In ihrem wohl bekanntestem Werk, dem 1997 erschienen Buch Mystik und Widerstand, spricht sich die evangelisch-lutherische Theologin Dorothee Sölle für die Überwindung des vermeintlichen Gegensatzes von kontemplativer Transzendenzerfahrung und politisch-gesellschaftlichem Engagement aus. Sie zeigt auf, dass z.B. Persönlichkeiten wie der Sklavenbefreier und Quäker John Woolman, der ehemalige Generalsekretär der UNO Dag Hammarskjöld und der Bürgerrechtler Martin Luther King ihre Kraft zum Widerstand gegen gesellschaftliches Unrecht aus ihren mystischen Erfahrungen schöpften. Mystische Erfahrung bedeute demnach kein bewusstes Abwenden von der Welt, sondern die direkte Transzendenzerfahrung fördere gerade ein demokratisches Glaubensverständnis.
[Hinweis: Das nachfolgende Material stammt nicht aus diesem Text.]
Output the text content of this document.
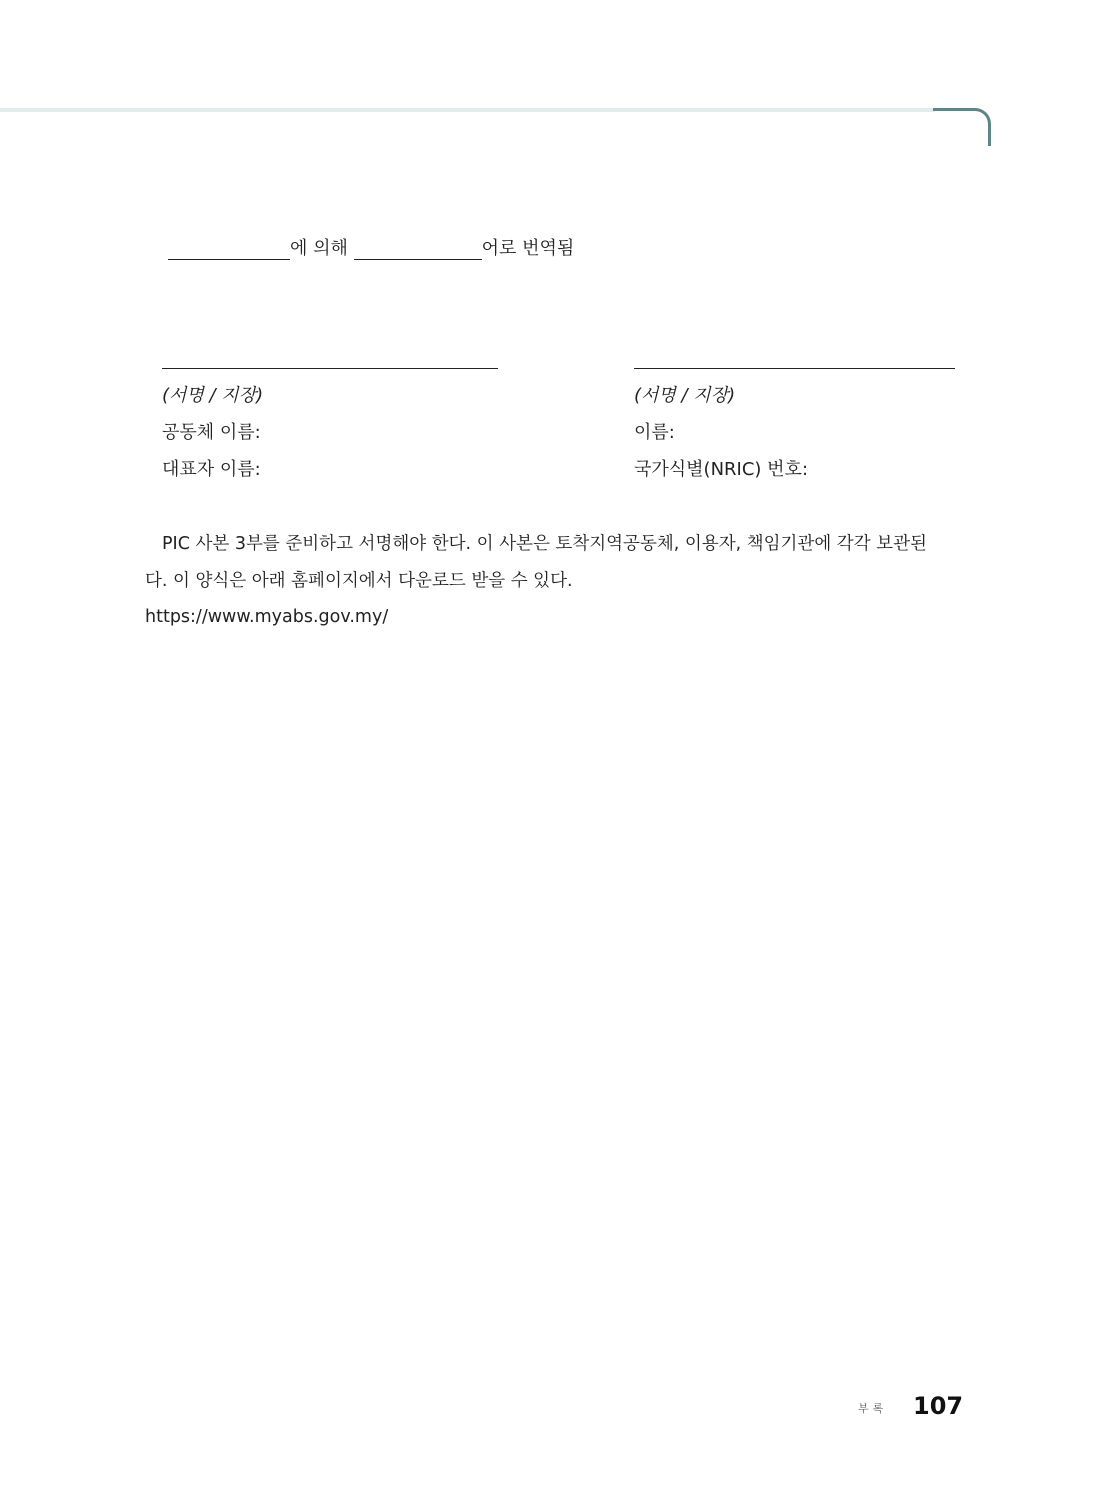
에 의해	어로 번역됨
(서명 / 지장)
공동체 이름:
대표자 이름:
(서명 / 지장)
이름:
국가식별(NRIC) 번호:
PIC 사본 3부를 준비하고 서명해야 한다. 이 사본은 토착지역공동체, 이용자, 책임기관에 각각 보관된
다. 이 양식은 아래 홈페이지에서 다운로드 받을 수 있다.
https://www.myabs.gov.my/
부록 107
Mystiker beschreiben ihre Erfahrungen sprachabhängig in Redewendungen und Bildern ihres Kulturkreises. Viele betonen allerdings die Notwendigkeit, von allen Bildern zu lassen. Bekannt dafür ist in christlichen Kontexten Meister Eckhart, daneben auch das Bilderverbot in dem selten vollständig zitierten ersten der "Zehn Gebote" Moses'.
Halluzinationen treten im Wachzustand auf. Von mystischen Erlebnissen sind sie schwer unterscheidbar. Anhand einer Reihe von Merkmalen wie Inhalte der Erfahrung, Dauer, Kommunikationsfähigkeit, Ausdruck, Vokabular und Emotionalität versucht man Unterschiede zwischen mystischen und psychotischen Zuständen zu fassen. Als wesentlich für mystische Erfahrungen wird etwa die Umorganisation handlungsleitender Motive, Affekte, Welt- und Selbstbildvorstellungen herausgestellt. Ob mystische Erfahrung nur eine Halluzination ist, lässt sich objektiv nicht klären.
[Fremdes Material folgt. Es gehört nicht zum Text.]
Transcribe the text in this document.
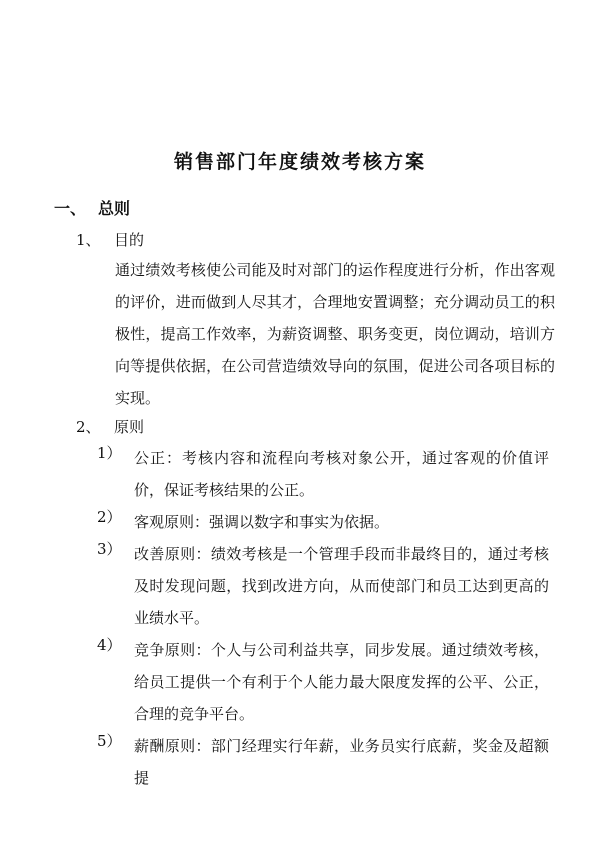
销售部门年度绩效考核方案
一、 总则
1、 目的
通过绩效考核使公司能及时对部门的运作程度进行分析，作出客观的评价，进而做到人尽其才，合理地安置调整；充分调动员工的积极性，提高工作效率，为薪资调整、职务变更，岗位调动，培训方向等提供依据，在公司营造绩效导向的氛围，促进公司各项目标的实现。
2、 原则
1） 公正：考核内容和流程向考核对象公开，通过客观的价值评价，保证考核结果的公正。
2） 客观原则：强调以数字和事实为依据。
3） 改善原则：绩效考核是一个管理手段而非最终目的，通过考核及时发现问题，找到改进方向，从而使部门和员工达到更高的业绩水平。
4） 竞争原则：个人与公司利益共享，同步发展。通过绩效考核，给员工提供一个有利于个人能力最大限度发挥的公平、公正，合理的竞争平台。
5） 薪酬原则：部门经理实行年薪，业务员实行底薪，奖金及超额提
Mystische Erfahrungen werden in einem Bewusstseinszustand eigener Art erlebt, der auch als mystisches Bewusstsein bezeichnet wird. Es fällt allerdings durchaus nicht leicht, sie allein aufgrund ihrer Beschreibungen in ihrer Art immer sicher auch von Bewusstseinszuständen anderer Art zu unterscheiden – etwa von (über "Begeisterung" deutlich hinausgehenden) enthusiastischen, fanatischen bis ekstatischen Erlebnissen verschiedener Art.